Je ne savais pas du tout à quoi m'attendre en commençant ma lecture chronologique de l’œuvre de Balzac (ma liste, pour ceux que ça intéresse: https://www.senscritique.com/liste/La_Comedie_humaine_Chronologie_d_ecriture/2596504 ). Les Chouans... un roman qui ne semble pas particulièrement apprécié. L'auteur lui-même le qualifia de croûte de jeunesse. Et puis, que m'évoque cet auteur, après tout ? Souvenirs scolaires de longs passages descriptifs qui aspirent l'âme du lecteur en même temps que son énergie vitale... Brr, dans quelle galère me suis-je engagé ?

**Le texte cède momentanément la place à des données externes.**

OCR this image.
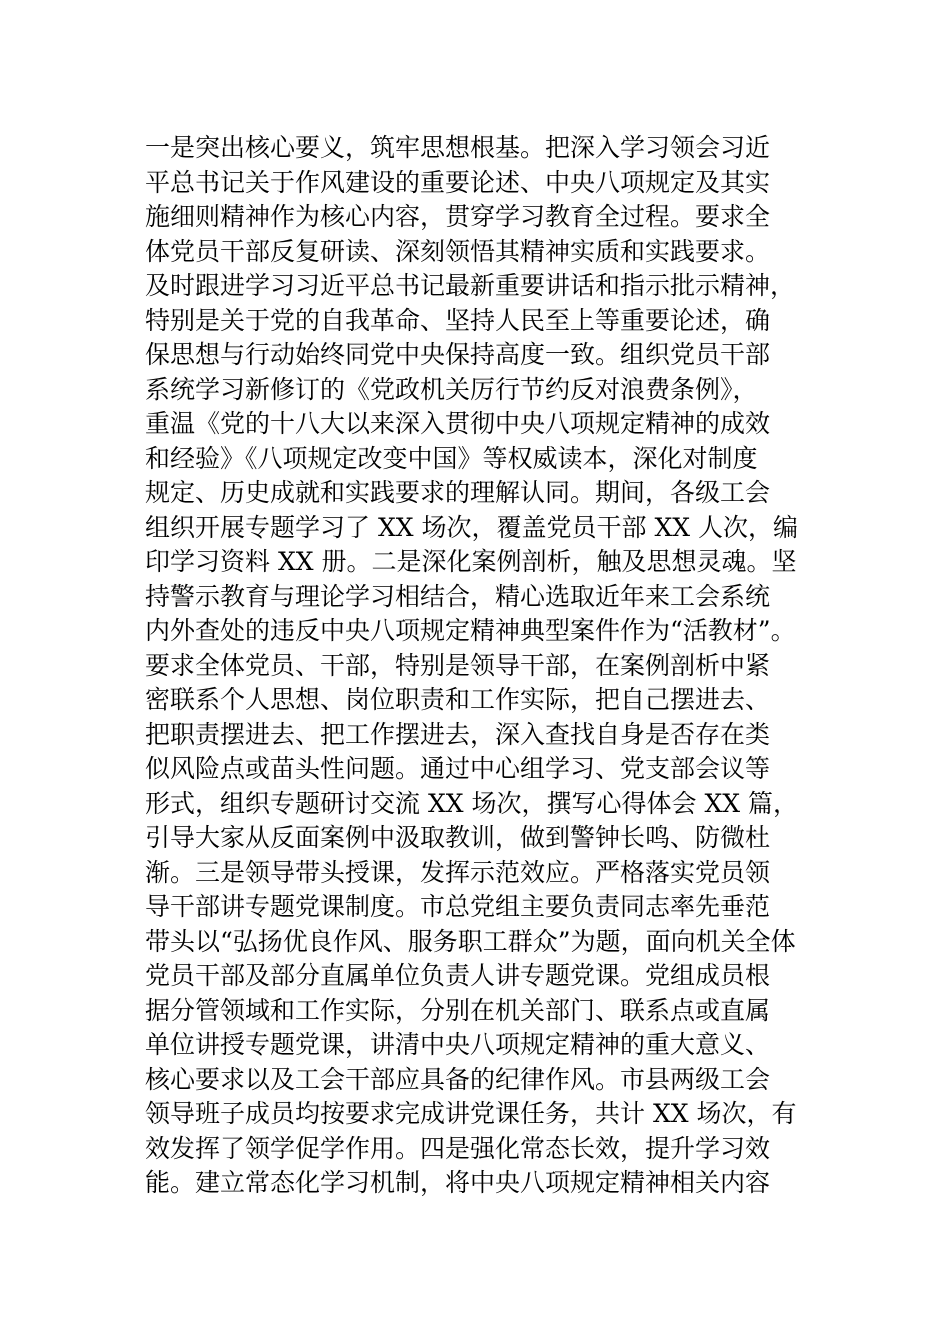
一是突出核心要义，筑牢思想根基。把深入学习领会习近
平总书记关于作风建设的重要论述、中央八项规定及其实
施细则精神作为核心内容，贯穿学习教育全过程。要求全
体党员干部反复研读、深刻领悟其精神实质和实践要求。
及时跟进学习习近平总书记最新重要讲话和指示批示精神，
特别是关于党的自我革命、坚持人民至上等重要论述，确
保思想与行动始终同党中央保持高度一致。组织党员干部
系统学习新修订的《党政机关厉行节约反对浪费条例》，
重温《党的十八大以来深入贯彻中央八项规定精神的成效
和经验》《八项规定改变中国》等权威读本，深化对制度
规定、历史成就和实践要求的理解认同。期间，各级工会
组织开展专题学习了 XX 场次，覆盖党员干部 XX 人次，编
印学习资料 XX 册。二是深化案例剖析，触及思想灵魂。坚
持警示教育与理论学习相结合，精心选取近年来工会系统
内外查处的违反中央八项规定精神典型案件作为“活教材”。
要求全体党员、干部，特别是领导干部，在案例剖析中紧
密联系个人思想、岗位职责和工作实际，把自己摆进去、
把职责摆进去、把工作摆进去，深入查找自身是否存在类
似风险点或苗头性问题。通过中心组学习、党支部会议等
形式，组织专题研讨交流 XX 场次，撰写心得体会 XX 篇，
引导大家从反面案例中汲取教训，做到警钟长鸣、防微杜
渐。三是领导带头授课，发挥示范效应。严格落实党员领
导干部讲专题党课制度。市总党组主要负责同志率先垂范
带头以“弘扬优良作风、服务职工群众”为题，面向机关全体
党员干部及部分直属单位负责人讲专题党课。党组成员根
据分管领域和工作实际，分别在机关部门、联系点或直属
单位讲授专题党课，讲清中央八项规定精神的重大意义、
核心要求以及工会干部应具备的纪律作风。市县两级工会
领导班子成员均按要求完成讲党课任务，共计 XX 场次，有
效发挥了领学促学作用。四是强化常态长效，提升学习效
能。建立常态化学习机制，将中央八项规定精神相关内容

Une galère ? Une excellente surprise, finalement. Les descriptions qui m'effrayaient se présentent ici sous un jour favorable, teinté de romantisme voire même de gothisme. Il faut lire l'arrivée au château de Montauran ou les pérégrinations de l'héroïne dans l'obscurité d'une nuit funeste pour mieux comprendre l'étonnant éclectisme dont est capable l'auteur.

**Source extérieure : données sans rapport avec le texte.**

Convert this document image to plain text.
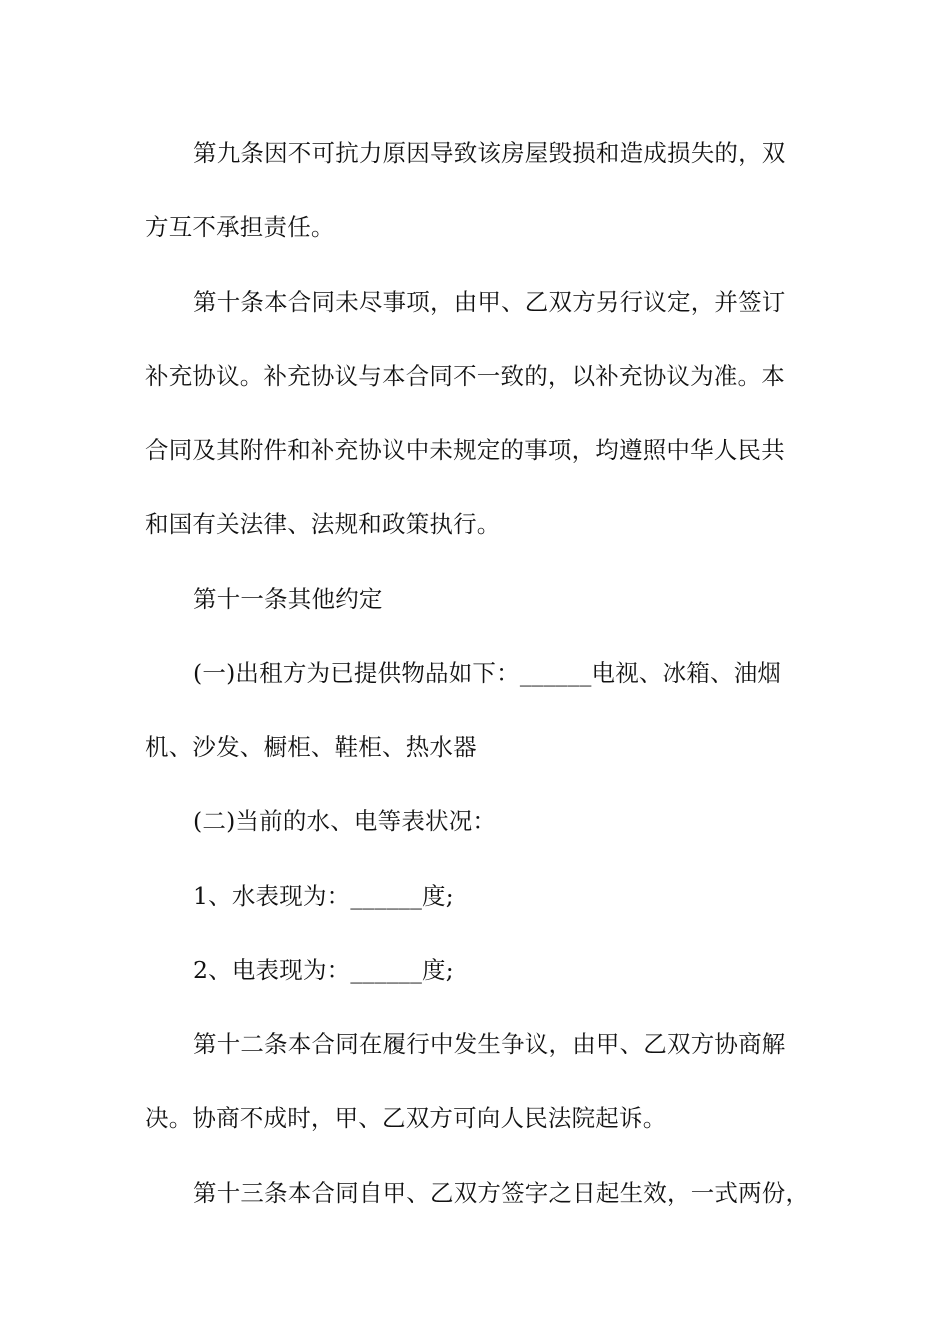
第九条因不可抗力原因导致该房屋毁损和造成损失的，双
方互不承担责任。
第十条本合同未尽事项，由甲、乙双方另行议定，并签订
补充协议。补充协议与本合同不一致的，以补充协议为准。本
合同及其附件和补充协议中未规定的事项，均遵照中华人民共
和国有关法律、法规和政策执行。
第十一条其他约定
(一)出租方为已提供物品如下：______电视、冰箱、油烟
机、沙发、橱柜、鞋柜、热水器
(二)当前的水、电等表状况：
1、水表现为：______度;
2、电表现为：______度;
第十二条本合同在履行中发生争议，由甲、乙双方协商解
决。协商不成时，甲、乙双方可向人民法院起诉。
第十三条本合同自甲、乙双方签字之日起生效，一式两份，
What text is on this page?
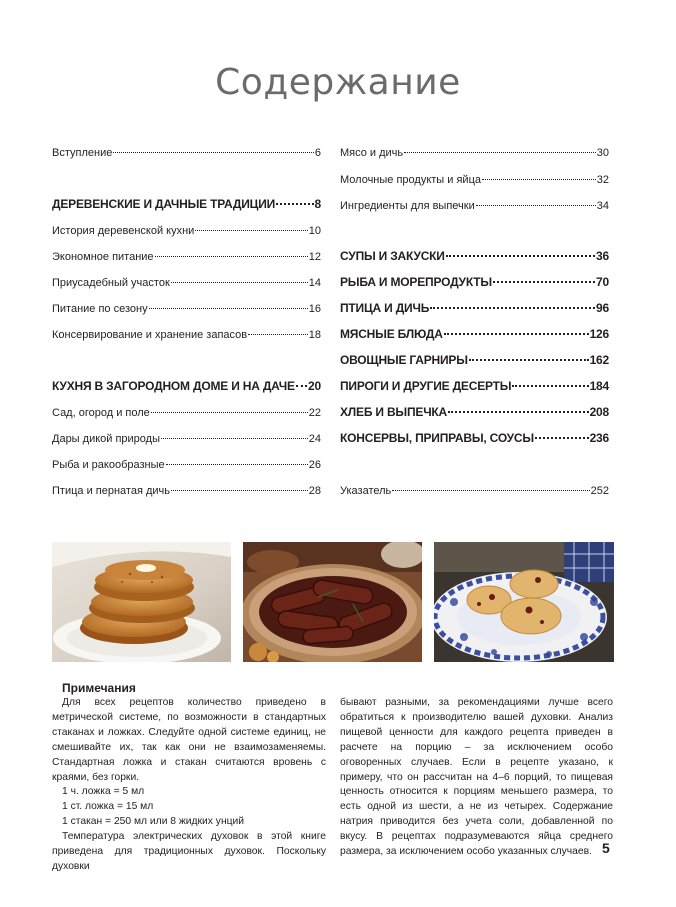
Содержание
Вступление	6
ДЕРЕВЕНСКИЕ И ДАЧНЫЕ ТРАДИЦИИ	8
История деревенской кухни	10
Экономное питание	12
Приусадебный участок	14
Питание по сезону	16
Консервирование и хранение запасов	18
КУХНЯ В ЗАГОРОДНОМ ДОМЕ И НА ДАЧЕ 20
Сад, огород и поле	22
Дары дикой природы	24
Рыба и ракообразные	26
Птица и пернатая дичь	28
Мясо и дичь	30
Молочные продукты и яйца	32
Ингредиенты для выпечки	34
СУПЫ И ЗАКУСКИ	36
РЫБА И МОРЕПРОДУКТЫ	70
ПТИЦА И ДИЧЬ	96
МЯСНЫЕ БЛЮДА	126
ОВОЩНЫЕ ГАРНИРЫ	162
ПИРОГИ И ДРУГИЕ ДЕСЕРТЫ	184
ХЛЕБ И ВЫПЕЧКА	208
КОНСЕРВЫ, ПРИПРАВЫ, СОУСЫ	236
Указатель	252
Примечания

Для всех рецептов количество приведено в метрической системе, по возможности в стандартных стаканах и ложках. Следуйте одной системе единиц, не смешивайте их, так как они не взаимозаменяемы. Стандартная ложка и стакан считаются вровень с краями, без горки.

1 ч. ложка = 5 мл

1 ст. ложка = 15 мл

1 стакан = 250 мл или 8 жидких унций

Температура электрических духовок в этой книге приведена для традиционных духовок. Поскольку духовки

бывают разными, за рекомендациями лучше всего обратиться к производителю вашей духовки. Анализ пищевой ценности для каждого рецепта приведен в расчете на порцию – за исключением особо оговоренных случаев. Если в рецепте указано, к примеру, что он рассчитан на 4–6 порций, то пищевая ценность относится к порциям меньшего размера, то есть одной из шести, а не из четырех. Содержание натрия приводится без учета соли, добавленной по вкусу. В рецептах подразумеваются яйца среднего размера, за исключением особо указанных случаев. 5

Fougue de jeunesse, sans aucun doute, mais Balzac parvient à osciller sans jamais se perdre entre drame historique, tragédie, roman d'espionnage, histoire d'amour, récit de guerre... Les thématiques s'interpénètrent, se renforcent, soutenues par des dialogues souvent vifs et cinglants. On peut tout de même reprocher à ce roman ses deux héros aux caractères trop versatiles pour être crédibles. Aimer quelqu'un à la folie et le haïr et puis l'aimer à nouveau le lendemain pour vouloir sa mort avant de l'aimer vraiment vraiment promis juré cette fois, bon... On se consolera dès lors avec une savoureuse galerie de seconds couteaux à la psychologie retorse et souvent capables d'une grande violence.
Premier opus étonnant, Les Chouans est une lecture agréable, d'une grande richesse, qui aurait juste gagnée à être raccourcie d'une centaine de pages. Si l'on m'avait proposé d'étudier ce livre à l'école, il est à parier que je me serais intéressé bien plus tôt à la littérature française classique.